Assignment 2

Due: Monday 06 July 2009 Midnight

Natural Language Processing - Spring 2009 Michael Elhadad

This assignment covers 3 topics:

Machine Learning methods (HMM) for Chunking
Machine Learning methods (SVM) for Named Entity Recognition
Tree Analysis

Submit your solution in the form of an HTML file, using the same CSS as this page with code inside <pre> tags. Images should be submitted as PNG files.

Chunking with HMM

Chunking

The task of syntactic chunking is presented in the CoNLL 2000 shared task description. Text chunking consists of dividing a sequence of words into non-recursive chunks corresponding to syntactic phrases such as Noun Phrases, Verb Phrases and more. In this assignment, we will only identify NP and VP chunks.
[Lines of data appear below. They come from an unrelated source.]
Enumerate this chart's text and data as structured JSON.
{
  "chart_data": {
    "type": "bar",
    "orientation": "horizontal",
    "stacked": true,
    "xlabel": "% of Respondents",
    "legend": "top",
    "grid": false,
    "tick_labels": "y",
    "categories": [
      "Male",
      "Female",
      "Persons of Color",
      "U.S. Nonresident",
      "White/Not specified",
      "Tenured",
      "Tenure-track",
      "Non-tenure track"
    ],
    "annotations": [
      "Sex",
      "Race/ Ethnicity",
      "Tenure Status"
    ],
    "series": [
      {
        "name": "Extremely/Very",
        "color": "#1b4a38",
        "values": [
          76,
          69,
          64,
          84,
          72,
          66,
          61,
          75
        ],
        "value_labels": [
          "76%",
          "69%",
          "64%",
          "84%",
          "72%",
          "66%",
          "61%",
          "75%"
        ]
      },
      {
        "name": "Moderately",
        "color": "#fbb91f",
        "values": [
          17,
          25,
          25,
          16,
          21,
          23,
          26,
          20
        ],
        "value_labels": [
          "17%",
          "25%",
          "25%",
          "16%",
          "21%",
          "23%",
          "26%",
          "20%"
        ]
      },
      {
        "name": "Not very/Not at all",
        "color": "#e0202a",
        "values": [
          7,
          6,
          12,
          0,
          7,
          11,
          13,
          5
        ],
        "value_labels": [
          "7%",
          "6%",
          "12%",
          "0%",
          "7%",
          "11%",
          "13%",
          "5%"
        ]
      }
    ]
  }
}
Chapter 6 of the NLTK book presents a thorough introduction to the task of chunking using a simple regular expression chunker, evaluation methods, simple baselines, and an n-gram chunker, similar to the n-gram tagger we reviewed in the POS chapter.

Chunking in general is easier than full parsing because:

Chunks are non-recursive
Chunks are non-overlapping
Chunks do not cover all words in the sentence

Dataset

The dataset we will use for the assignment is the one from CoNLL 2000, which is constructed from sentences from the Wall Street Journal tagged with POS information. This dataset is included in the set of corpora of NLTK. It contains about 270K words. The split between train and test is part of the shared task specification. The data is encoded according to the BIO encoding - for each word, the POS of the word is provided and an additional tag indicating whether the word is the Beginning of a chunk of type X (B-X) or Inside a chunk of type X (I-X) or Outside any chunk (O). Thus, if we work over a set of N chunk types, there will be 2N+1 BIO tags in the encoding. For example:

Confidence NN B-NP
in IN B-PP
the DT B-NP
pound NN I-NP
is VBZ B-VP
widely RB I-VP
expected VBN I-VP
to TO I-VP
take VB I-VP
another DT B-NP
sharp JJ I-NP
dive NN I-NP
if IN B-SBAR
trade NN B-NP
figures NNS I-NP
for IN B-PP
September NNP B-NP
, , O
due JJ B-ADJP
for IN B-PP
release NN B-NP
tomorrow NN B-NP
, , O
fail VB B-VP
to TO I-VP
show VB I-VP
a DT B-NP
substantial JJ I-NP
improvement NN I-NP
from IN B-PP
July NNP B-NP
and CC I-NP
August NNP I-NP
's POS B-NP
near-record JJ I-NP
deficits NNS I-NP
. . O

To read the dataset in Python, use this corpus reader:

from nltk.corpus import conll2000

print nltk.corpus.conll2000.chunked_sents('train.txt')[99]  # Print the 100th sentence from the training set

print nltk.corpus.conll2000.chunked_sents('train.txt', chunk_types=('NP', 'VP'))[99] # Only read the NP and VP chunks

HMM Models

First read a high-level introduction to HMM models: Jan Hajic lecture on HMM models introduces the basic concepts of HMM models.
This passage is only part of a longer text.